Galaxy CEO Simon Hay said the primary contributor to the weak 2019 financial performance was the lower price of spodumene — meaning if the price increases, company performance will follow suit.

“Despite the current headwinds facing the lithium industry, Galaxy remains well-positioned to invest in its growth project at the bottom of the commodity cycle and meet a period of double-digit lithium demand growth.

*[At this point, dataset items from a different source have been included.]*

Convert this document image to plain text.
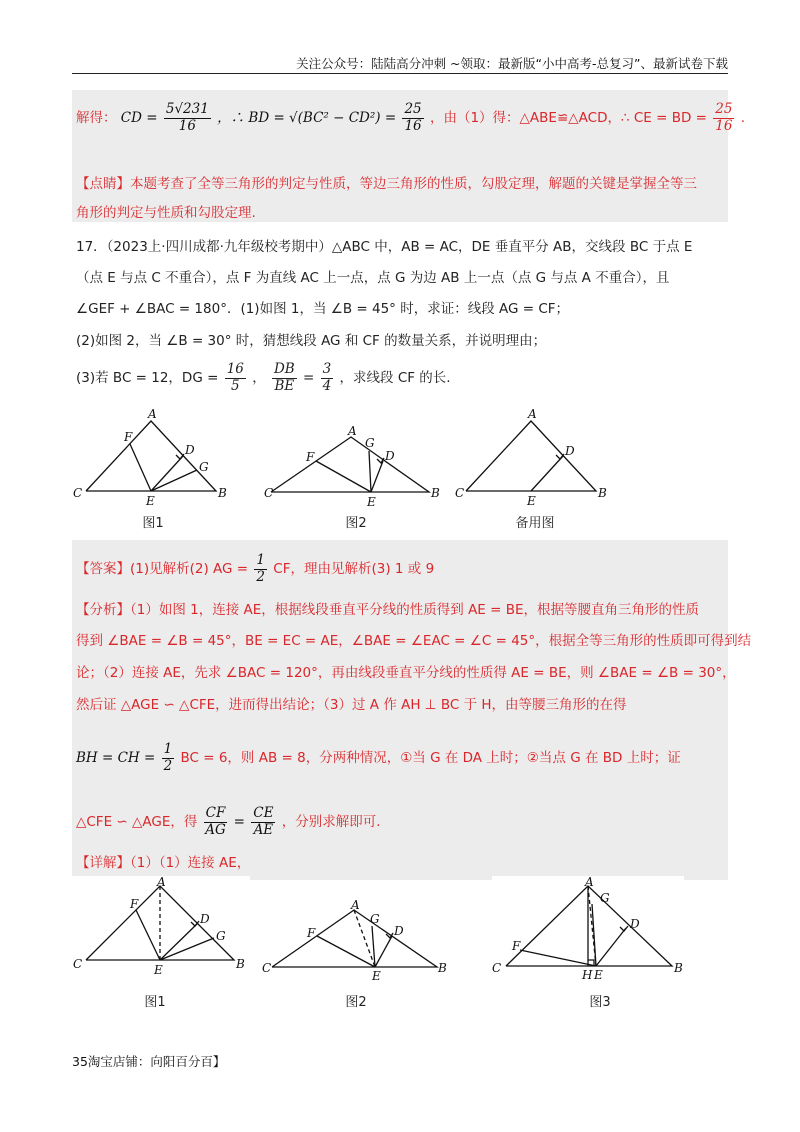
关注公众号：陆陆高分冲刺 ~领取：最新版“小中高考-总复习”、最新试卷下载
解得： CD = $\frac{5√231}{16}$ ，∴ BD = $√(BC^2 - CD^2) = \frac{25}{16}$ ，由（1）得：△ABE≌△ACD，∴ CE = BD = $\frac{25}{16}$ .
【点睛】本题考查了全等三角形的判定与性质，等边三角形的性质，勾股定理，解题的关键是掌握全等三
角形的判定与性质和勾股定理.
17．（2023上·四川成都·九年级校考期中）△ABC 中，AB = AC，DE 垂直平分 AB，交线段 BC 于点 E
（点 E 与点 C 不重合），点 F 为直线 AC 上一点，点 G 为边 AB 上一点（点 G 与点 A 不重合），且
∠GEF + ∠BAC = 180°．(1)如图 1，当 ∠B = 45° 时，求证：线段 AG = CF；
(2)如图 2，当 ∠B = 30° 时，猜想线段 AG 和 CF 的数量关系，并说明理由；
(3)若 BC = 12，DG = $\frac{16}{5}$ ， $\frac{DB}{BE} = \frac{3}{4}$ ，求线段 CF 的长.
A
F
D
G
C
E
B
A
G
D
F
C
E
B
A
D
C
E
B
图1	图2	备用图
【答案】(1)见解析(2) AG = $\frac{1}{2}$ CF，理由见解析(3) 1 或 9
【分析】（1）如图 1，连接 AE，根据线段垂直平分线的性质得到 AE = BE，根据等腰直角三角形的性质
得到 ∠BAE = ∠B = 45°，BE = EC = AE，∠BAE = ∠EAC = ∠C = 45°，根据全等三角形的性质即可得到结
论；（2）连接 AE，先求 ∠BAC = 120°，再由线段垂直平分线的性质得 AE = BE，则 ∠BAE = ∠B = 30°，
然后证 △AGE ∽ △CFE，进而得出结论；（3）过 A 作 AH ⊥ BC 于 H，由等腰三角形的在得
BH = CH = $\frac{1}{2}$ BC = 6，则 AB = 8，分两种情况，①当 G 在 DA 上时；②当点 G 在 BD 上时；证
△CFE ∽ △AGE，得 $\frac{CF}{AG} = \frac{CE}{AE}$ ，分别求解即可.
【详解】（1）（1）连接 AE，
A
F
D
G
C	E	B
A
G
D
F
C
E
B
A
G
D
F
C	H E	B
图1	图2	图3
35淘宝店铺：向阳百分百】
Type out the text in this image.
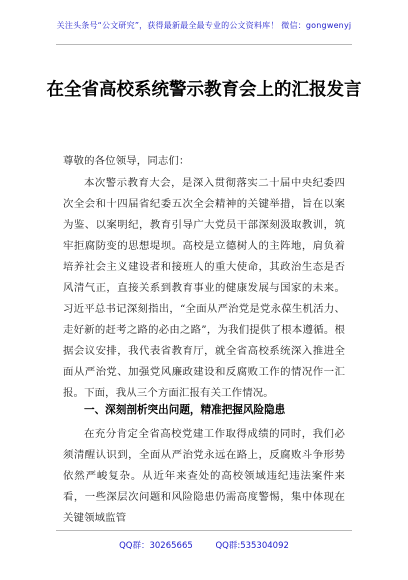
关注头条号“公文研究”，获得最新最全最专业的公文资料库！ 微信：gongwenyj
在全省高校系统警示教育会上的汇报发言

尊敬的各位领导，同志们：

本次警示教育大会，是深入贯彻落实二十届中央纪委四次全会和十四届省纪委五次全会精神的关键举措，旨在以案为鉴、以案明纪，教育引导广大党员干部深刻汲取教训，筑牢拒腐防变的思想堤坝。高校是立德树人的主阵地，肩负着培养社会主义建设者和接班人的重大使命，其政治生态是否风清气正，直接关系到教育事业的健康发展与国家的未来。习近平总书记深刻指出，“全面从严治党是党永葆生机活力、走好新的赶考之路的必由之路”，为我们提供了根本遵循。根据会议安排，我代表省教育厅，就全省高校系统深入推进全面从严治党、加强党风廉政建设和反腐败工作的情况作一汇报。下面，我从三个方面汇报有关工作情况。

一、深刻剖析突出问题，精准把握风险隐患

在充分肯定全省高校党建工作取得成绩的同时，我们必须清醒认识到，全面从严治党永远在路上，反腐败斗争形势依然严峻复杂。从近年来查处的高校领域违纪违法案件来看，一些深层次问题和风险隐患仍需高度警惕，集中体现在关键领域监管

QQ群：30265665	QQ群:535304092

Successful operations at Mt Cattlin and a robust balance sheet underpin the Company’s strategy to leverage off its world-class assets to unlock further value for shareholders,” Simon said.

This balance sheet, he added, includes cash and financial assets worth US$143.2 million at the end of 2019.

Furthermore, Mt Cattlin priced its full-year average cash cost per tonne of spodumene produced at US$391, making it one of the lowest-cost lithium concentrate operations in the globe.

As such, perhaps investors would rather Galaxy scale down operations to preserve the future of Mt Cattlin than try churn out as much lithium as possible in a weak market and subsequently miss out on future opportunities.

Or perhaps lithium could become an untouchable industry as the world waits for the lucrative metal to take the energy world by storm.

Regardless of the reason, shares in Galaxy gained 5.31 per cent today and closed at $1.09 each. The company has a $446.33 million market cap.